It was a special Christmas for the Leong family as mum returned after being in hospital for three months.
Madam Ang Liu Kiow, 53, had been in a coma after an accident on Sept 17 involving a 17-year-old on an electric scooter on a pavement along Pasir Ris Drive 1.
Last Friday, she defied the odds when she was discharged to spend the festive season with her family.
Doctors at Changi General Hospital had said her chances of waking up were slim and the family had prepared for the worst. She had two brain operations and suffered multiple mini strokes.
Madam Ang gradually woke up from the coma in October, and can now move and utter short words. She is still learning to stand and walk, and has to use a wheelchair.
Speaking to The Straits Times on Christmas Eve, odd-job worker Leong Loon Wah, 53, said: "I'm happy that my wife is home, and just want her to get better.

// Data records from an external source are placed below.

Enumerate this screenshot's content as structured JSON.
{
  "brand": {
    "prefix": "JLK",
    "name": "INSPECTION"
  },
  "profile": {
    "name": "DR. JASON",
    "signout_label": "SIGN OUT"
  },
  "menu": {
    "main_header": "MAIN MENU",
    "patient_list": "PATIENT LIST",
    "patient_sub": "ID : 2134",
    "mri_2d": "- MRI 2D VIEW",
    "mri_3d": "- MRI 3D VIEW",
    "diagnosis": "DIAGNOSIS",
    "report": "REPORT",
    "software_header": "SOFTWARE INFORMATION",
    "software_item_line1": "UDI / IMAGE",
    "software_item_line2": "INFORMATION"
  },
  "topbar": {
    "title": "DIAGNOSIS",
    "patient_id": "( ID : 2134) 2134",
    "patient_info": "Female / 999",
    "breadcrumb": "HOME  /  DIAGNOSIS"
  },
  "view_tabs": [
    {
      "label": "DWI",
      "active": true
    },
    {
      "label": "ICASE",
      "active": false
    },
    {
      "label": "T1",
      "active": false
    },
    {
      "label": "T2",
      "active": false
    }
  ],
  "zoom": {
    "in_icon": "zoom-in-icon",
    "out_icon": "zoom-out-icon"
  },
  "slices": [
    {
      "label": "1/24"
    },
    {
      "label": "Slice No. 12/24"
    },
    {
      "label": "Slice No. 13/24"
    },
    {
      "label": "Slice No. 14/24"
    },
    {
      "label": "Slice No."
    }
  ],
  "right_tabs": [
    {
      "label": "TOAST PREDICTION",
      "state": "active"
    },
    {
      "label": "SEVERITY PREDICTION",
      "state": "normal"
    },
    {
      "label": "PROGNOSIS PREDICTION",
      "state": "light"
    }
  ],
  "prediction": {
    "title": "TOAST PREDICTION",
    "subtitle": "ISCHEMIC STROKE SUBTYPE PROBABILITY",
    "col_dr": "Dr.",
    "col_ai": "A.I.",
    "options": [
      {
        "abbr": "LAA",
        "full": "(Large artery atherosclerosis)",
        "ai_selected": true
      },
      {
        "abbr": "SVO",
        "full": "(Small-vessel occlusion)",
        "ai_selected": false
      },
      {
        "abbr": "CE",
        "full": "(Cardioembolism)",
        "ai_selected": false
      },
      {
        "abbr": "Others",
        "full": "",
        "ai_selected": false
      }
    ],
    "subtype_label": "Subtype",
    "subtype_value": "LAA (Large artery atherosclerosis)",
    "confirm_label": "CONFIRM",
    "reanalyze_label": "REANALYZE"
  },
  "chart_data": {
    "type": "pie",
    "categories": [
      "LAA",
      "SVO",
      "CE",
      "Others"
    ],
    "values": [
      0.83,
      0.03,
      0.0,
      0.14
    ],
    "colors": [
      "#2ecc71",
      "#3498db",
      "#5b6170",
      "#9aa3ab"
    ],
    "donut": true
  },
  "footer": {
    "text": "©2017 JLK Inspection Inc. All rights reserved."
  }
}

The doctors and physiotherapists in hospital gave her a lot of attention, and the grassroots leaders also helped us out after the accident."
He said she began to show signs of consciousness in early October.
"She could open her eyes and it was like a ray of hope for us. Doctors and other medical staff then said that she can try physiotherapy, and she has responded well to it."
Mr Leong had spent two hours a day at his wife's bedside while she lay unconscious in the intensive care unit on life support. He massaged her, willing her to get better.
Their son, Dominic, 16, recently got his N-level results from Coral Secondary School. He did well, scoring nine points. He said his father, who cried in the hospital, grew more optimistic as his mum started to get better. The couple also have a daughter, 26, a nurse, and another son, 22, a university student.
The family believes Madam Ang, a housewife, was out to run errands when the accident happened.
The teen has been arrested and police investigations are ongoing. The episode led to calls for stiffer rules to prevent repeats of such incidents, as well as for users of personal mobility devices (PMDs) to buy third-party insurance.
From May to October, the Land Transport Authority issued more than 860 advisories to people found riding bicycles, e-bikes and other PMDs dangerously on footpaths and cycling paths.
The family members have not heard from the teen, but Mr Leong said they are not angry. "We still don't know who is right or wrong."
A maid has been hired for Madam Ang, who no longer has to be tube-fed and can eat soft foods like porridge.
Her medical and hospitalisation fees total more than $100,000, most of it paid via financial aid schemes. The family is checking if insurance can cover other costs. Mr Leong, who earns just over $1,000 a month, is worried about his wife's physiotherapy costs, but says they can get by if they try to save.
"No matter how tough it gets, I'll want to take care of her and stay by her side. After all, we've spent so many years of our lives together," said Mr Leong. They will mark their 30th wedding anniversary in May.